Respondendo de olho nos gregos, intolerantes à hipocrisia ou, antes, mesmo a tendo mas sendo capazes de conhecê-la e não negá-la – ao contrário de hoje – todo livro, e este não escapa, se quer portador de algo luminoso, de valor, que traga o que o autor espera, isto é, ressonância e penetração de suas ideias e que contribua para avançar o saber. Posso estar emoldurando com belas palavras o que poderia dizer mais rápido: um livro, este, porque nele me inscrevo eterno e imortal, pretensões nada modestas mas impossível de ser mais humana. Entre nós ocidentais o livro pode ser visto como uma resposta à morte e é o sustentáculo mor de nossa voz contra o vazio e o nada que parecem existir quando paramos de respirar caso não acreditemos num deus e num paraíso. Um livro sobre educação, sim, por que se aposta que não se está a contento o debate sobre as possibilidades de transformação da mesma.
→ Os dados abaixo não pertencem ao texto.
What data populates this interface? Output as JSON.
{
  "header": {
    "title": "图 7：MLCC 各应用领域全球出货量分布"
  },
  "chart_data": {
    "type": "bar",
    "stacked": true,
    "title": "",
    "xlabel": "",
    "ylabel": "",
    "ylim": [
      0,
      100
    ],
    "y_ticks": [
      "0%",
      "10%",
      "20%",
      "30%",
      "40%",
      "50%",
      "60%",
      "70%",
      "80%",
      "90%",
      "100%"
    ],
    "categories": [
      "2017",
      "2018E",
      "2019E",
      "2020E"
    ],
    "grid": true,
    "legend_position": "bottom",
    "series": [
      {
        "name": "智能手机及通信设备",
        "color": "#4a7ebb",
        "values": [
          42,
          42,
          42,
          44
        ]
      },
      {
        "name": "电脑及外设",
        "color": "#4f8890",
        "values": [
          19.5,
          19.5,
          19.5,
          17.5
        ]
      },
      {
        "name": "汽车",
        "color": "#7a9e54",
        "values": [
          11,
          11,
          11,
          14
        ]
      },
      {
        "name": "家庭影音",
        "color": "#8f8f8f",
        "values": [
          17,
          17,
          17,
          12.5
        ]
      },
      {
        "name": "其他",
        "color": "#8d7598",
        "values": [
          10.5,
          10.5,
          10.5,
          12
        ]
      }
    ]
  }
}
Sem ter o mesmo espírito e gênio de Foucault tomo emprestadas suas palavras quando afirmou que não escrevia um livro para ser o último mas para que outros fossem possíveis a partir dele. Não é demasiada ambição querer que este livro, ao mesmo tempo que dialoga com outros já publicados, venha a fomentar outros mais ainda, mesmo que para negá-lo, condená-lo, reafirmá-lo, reinscrevê-lo na ordem futura dos acontecimentos pelos dedos nas teclas daqueles que com ele dialogarem e o justificarem, negarem, combaterem ou fazerem o uso que pede o seu desejo e prazer, como é próprio na multidão das vozes textuais que ora se fazem respondendo um outro texto, comentando, criticando mas sempre de alguma forma ligada a algum texto, como uma trama entrelaçada da qual, uma vez nela, não se pode sair sem ser contaminado pelas reverberações nas suas mais diferentes formas, pouco importando se estamos ligados diretamente ou não.
Esta obra, sem venerar as cinzas, procura preservar o fogo daqueles que conseguem mantê-lo vivo apesar dos tempos e forças contrárias; fogo que instiga em nós o desejo de sempre retirar o último véu, de desnudar tudo o que nos aparece e mesmo o que não vemos. Apesar de toda essa toada, que pode já ser cansativa para o leitor ávido pelo início da cena, o intento pretendido desta obra, que ela venha a dialogar com e fomentar outras, pode não ser alcançado; apesar do avanço dos tempos não estamos muito em melhores condições do que o pobre Brás Cubas que previa a dificuldade de encontrar cinco leitores para sua obra. Num mundo onde a lógica da aparência impera sobre a realidade o consumo da cultura também não escapa e ela mesma vira um consumo. Não é diferente com os livros e os artefatos culturais de forma geral; a verdade é o virtual, o conteúdo importa pouco e o sabor e aceitação do mercado é o liame definidor do que as coisas são, ainda que de forma temporária. Os leitores, espécie rara, confundem ler com decifrar signos e passar aos próximos, apressados que são e estão com os afazeres da vida.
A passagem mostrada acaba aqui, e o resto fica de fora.